SIMBAD references

Based on the 850 µm dust continuum data from SCUBA-2 at James Clerk Maxwell Telescope (JCMT), we compare overall properties of Planck Galactic Cold Clumps (PGCCs) in the λ Orionis cloud to those of PGCCs in the Orion A and B clouds. The Orion A and B clouds are well-known active star-forming regions, while the λ Orionis cloud has a different environment as a consequence of the interaction with a prominent OB association and a giant H_II region.

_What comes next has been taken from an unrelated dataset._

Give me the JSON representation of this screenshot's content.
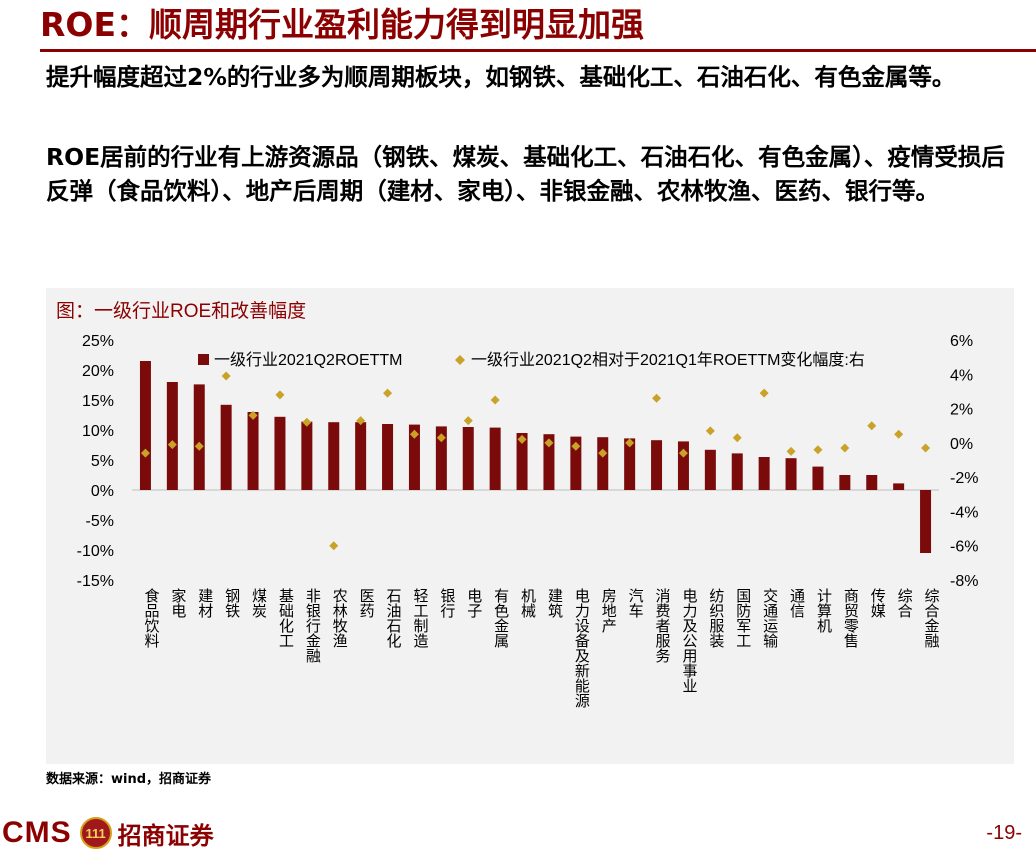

PGCCs in the λ Orionis cloud have higher dust temperatures (T_d = 16.13 ± 0.15 K) and lower values of dust emissivity spectral index (β = 1.65 ± 0.02) than PGCCs in the Orion A (T_d = 13.79 ± 0.21 K, β = 2.07 ± 0.03) and Orion B (T_d = 13.82 ± 0.19 K, β = 1.96 ± 0.02) clouds. We find 119 substructures within the 40 detected PGCCs and identify them as cores. Out of a total of 119 cores, 15 cores are discovered in the λ Orionis cloud, while 74 and 30 cores are found in the Orion A and B clouds, respectively. The cores in the λ Orionis cloud show much lower mean values of size R = 0.08 pc, column density N(H₂) = (9.5 ± 1.2) x 10²² cm^–2, number density n(H₂) = (2.9 ± 0.4) x 10⁵ cm^–3, and mass M_core = 1.0 ± 0.3 M_☉ compared to the cores in the Orion A [R = 0.11 pc, N(H₂) = (2.3 ± 0.3) x 10²³ cm^–2, n(H₂) = (3.8 ± 0.5) x 10⁵ cm^–3, and M_core = 2.4 ± 0.3 M_☉] and Orion B [R = 0.16 pc, N(H₂) = (3.8 ± 0.4) x 10²³ cm^–2, n(H₂) = (15.6 ± 1.8) x 10⁵ cm^–3, and M_core = 2.7 ± 0.3 M_☉] clouds. These core properties in the λ Orionis cloud can be attributed to the photodissociation and external heating by the nearby H_II region, which may prevent the PGCCs from forming gravitationally bound structures and eventually disperse them. These results support the idea of negative stellar feedback on core formation.